The UAlberta engineering team that demonstrated the formula for killing bacteria by unleashing a virus that can be manufactured in a powder has been asked to turn that technology on a food-borne bacteria that kills scores of Kenyans every year.

Mechanical engineering professor Reinhard Vehring recently secured funding to help develop a new bacteriophage product to combat Campylobacter jejuni, a bacterium prevalent in Kenya that kills nearly nine per cent of people it infects, most of them children.

A bacteriophage is a virus that attacks a bacterium by injecting it with viral DNA. The virus replicates inside the bacterium, which bursts, releasing more viruses that attack more bacteria.
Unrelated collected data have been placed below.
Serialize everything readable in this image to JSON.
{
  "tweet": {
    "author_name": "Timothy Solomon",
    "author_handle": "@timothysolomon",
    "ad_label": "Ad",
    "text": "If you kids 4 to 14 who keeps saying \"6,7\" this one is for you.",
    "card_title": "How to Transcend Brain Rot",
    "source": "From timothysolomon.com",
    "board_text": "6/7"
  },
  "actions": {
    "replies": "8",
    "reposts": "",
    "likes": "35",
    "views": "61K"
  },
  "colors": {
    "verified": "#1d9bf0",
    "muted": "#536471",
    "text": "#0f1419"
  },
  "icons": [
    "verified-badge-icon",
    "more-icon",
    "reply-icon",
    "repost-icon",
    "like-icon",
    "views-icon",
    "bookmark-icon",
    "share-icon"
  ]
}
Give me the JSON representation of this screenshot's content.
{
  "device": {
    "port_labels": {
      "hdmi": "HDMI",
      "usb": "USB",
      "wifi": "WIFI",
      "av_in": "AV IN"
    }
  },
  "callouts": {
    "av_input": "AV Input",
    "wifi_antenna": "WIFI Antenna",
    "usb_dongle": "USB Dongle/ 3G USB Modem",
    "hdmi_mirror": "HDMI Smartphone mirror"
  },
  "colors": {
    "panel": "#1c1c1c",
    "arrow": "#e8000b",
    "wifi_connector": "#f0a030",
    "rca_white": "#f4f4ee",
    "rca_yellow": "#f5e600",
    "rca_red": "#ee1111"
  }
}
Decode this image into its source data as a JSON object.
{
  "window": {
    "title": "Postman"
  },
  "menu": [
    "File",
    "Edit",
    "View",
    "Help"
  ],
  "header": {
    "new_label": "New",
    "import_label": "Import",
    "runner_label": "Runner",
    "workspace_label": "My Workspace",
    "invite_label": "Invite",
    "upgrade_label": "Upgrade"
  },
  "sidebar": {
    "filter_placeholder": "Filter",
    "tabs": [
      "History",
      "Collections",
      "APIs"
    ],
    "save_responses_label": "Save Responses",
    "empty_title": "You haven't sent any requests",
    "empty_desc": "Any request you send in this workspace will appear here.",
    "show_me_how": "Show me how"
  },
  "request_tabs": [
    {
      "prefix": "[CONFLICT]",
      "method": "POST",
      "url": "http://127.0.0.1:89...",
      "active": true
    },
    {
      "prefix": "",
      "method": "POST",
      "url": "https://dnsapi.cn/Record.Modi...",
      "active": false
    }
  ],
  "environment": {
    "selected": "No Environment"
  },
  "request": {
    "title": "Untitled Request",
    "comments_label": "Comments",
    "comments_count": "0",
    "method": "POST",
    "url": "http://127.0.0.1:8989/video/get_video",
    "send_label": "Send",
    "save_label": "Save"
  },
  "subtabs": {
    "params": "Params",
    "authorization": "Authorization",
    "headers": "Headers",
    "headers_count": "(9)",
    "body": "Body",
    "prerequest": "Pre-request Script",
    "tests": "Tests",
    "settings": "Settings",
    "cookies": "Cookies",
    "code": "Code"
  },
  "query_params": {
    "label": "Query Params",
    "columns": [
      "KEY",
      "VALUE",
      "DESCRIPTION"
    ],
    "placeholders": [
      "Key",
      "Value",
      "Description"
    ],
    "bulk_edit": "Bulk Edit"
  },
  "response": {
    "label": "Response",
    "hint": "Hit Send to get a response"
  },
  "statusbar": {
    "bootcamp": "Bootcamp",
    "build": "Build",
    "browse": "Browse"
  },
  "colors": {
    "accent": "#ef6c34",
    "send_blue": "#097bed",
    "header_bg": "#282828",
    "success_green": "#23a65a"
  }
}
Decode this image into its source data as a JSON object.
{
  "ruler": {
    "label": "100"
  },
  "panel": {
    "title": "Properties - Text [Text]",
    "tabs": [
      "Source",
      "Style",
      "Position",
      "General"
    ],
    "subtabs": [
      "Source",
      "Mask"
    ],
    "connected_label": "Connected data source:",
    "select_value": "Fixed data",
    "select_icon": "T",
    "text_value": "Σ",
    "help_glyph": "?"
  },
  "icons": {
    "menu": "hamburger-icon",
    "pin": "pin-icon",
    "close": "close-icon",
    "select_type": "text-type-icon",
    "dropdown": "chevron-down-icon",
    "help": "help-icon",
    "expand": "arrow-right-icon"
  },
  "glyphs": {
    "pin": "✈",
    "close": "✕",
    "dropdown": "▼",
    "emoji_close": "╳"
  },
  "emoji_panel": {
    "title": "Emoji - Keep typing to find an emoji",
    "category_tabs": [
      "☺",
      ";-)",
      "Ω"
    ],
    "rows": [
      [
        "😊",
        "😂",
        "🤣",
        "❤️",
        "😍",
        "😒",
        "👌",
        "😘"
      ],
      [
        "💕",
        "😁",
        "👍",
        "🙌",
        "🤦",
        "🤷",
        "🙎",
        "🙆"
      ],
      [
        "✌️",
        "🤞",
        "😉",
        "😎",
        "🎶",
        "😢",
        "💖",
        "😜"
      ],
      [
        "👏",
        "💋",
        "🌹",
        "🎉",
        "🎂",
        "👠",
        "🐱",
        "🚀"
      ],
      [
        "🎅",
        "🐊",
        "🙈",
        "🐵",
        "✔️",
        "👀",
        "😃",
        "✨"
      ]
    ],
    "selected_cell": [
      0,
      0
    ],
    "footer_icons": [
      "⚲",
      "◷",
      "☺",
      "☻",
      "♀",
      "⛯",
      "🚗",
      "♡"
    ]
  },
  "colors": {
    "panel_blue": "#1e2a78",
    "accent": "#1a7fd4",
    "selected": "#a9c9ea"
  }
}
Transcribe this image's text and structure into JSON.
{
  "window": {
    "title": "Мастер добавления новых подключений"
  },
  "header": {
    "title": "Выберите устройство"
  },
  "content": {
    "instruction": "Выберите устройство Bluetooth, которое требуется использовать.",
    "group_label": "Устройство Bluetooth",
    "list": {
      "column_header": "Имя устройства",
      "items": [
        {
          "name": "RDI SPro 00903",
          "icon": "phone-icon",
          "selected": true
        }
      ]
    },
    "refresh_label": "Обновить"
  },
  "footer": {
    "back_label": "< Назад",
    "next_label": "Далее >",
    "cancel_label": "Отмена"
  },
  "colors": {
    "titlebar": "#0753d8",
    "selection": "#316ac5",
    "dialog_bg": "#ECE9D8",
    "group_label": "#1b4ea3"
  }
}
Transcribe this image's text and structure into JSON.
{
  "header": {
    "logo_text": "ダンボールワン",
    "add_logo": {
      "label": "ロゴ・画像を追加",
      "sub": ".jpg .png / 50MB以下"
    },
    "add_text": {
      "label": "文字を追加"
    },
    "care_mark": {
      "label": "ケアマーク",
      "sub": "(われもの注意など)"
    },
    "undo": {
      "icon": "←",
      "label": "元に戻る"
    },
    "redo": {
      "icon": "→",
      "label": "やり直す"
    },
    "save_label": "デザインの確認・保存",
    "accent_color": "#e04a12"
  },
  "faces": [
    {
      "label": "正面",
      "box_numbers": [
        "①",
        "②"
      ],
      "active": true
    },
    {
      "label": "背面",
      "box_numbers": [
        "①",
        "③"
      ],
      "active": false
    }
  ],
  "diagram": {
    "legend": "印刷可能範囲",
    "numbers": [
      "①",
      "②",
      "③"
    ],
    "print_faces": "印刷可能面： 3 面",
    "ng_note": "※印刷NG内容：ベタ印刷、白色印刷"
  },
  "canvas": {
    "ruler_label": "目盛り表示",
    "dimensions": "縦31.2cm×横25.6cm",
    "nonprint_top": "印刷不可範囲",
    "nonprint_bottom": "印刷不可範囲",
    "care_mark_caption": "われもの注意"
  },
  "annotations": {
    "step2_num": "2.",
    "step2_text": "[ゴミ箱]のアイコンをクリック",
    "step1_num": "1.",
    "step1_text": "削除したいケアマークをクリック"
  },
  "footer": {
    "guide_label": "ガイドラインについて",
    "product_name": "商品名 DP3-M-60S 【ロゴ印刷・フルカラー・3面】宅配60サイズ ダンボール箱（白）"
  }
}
Because antibiotics aren't used, bacteriophages are seen as an emerging tool that has the potential to address the rise of antibiotic resistance and a therapy against multi-drug-resistant strains of a number of bacteria.

For this project, the team envisions dry powder bacteriophage products that can be applied to foods, like poultry, to decrease the bacterial load on the food before it is delivered to consumers.

"Our goal is to see that it can be inexpensively produced on a large scale and that it has long-term stability at temperatures encountered in Kenya," said PhD student Nicholas Carrigy, who added that when stabilized in a dry powder, the bacteriophage won't require refrigeration and will tolerate high temperatures, which is important for its success in the east African country.

The team is working with the University of Nottingham in the U.K. and the Kenya Medical Research Institute. Ultimately, the goal is to begin manufacturing the powder in Kenya starting in 2019 using the technology Vehring and his team develop. Meanwhile, collaborators in Kenya are busy laying the groundwork for its introduction.

"Our collaborators, linked with us through the non-profit organization Phages for Global Health, are engaging with policymakers, consumers and processors in Kenya," said Carrigy. "We need to ensure that the product gets to market, is accepted by the local culture, and can be manufactured locally."

He added he was excited about the humanitarian and engineering aspects of the projects.

"It has the potential to save lives."

The project is funded by the Biotechnology and Biological Sciences Research Council situated in the United Kingdom.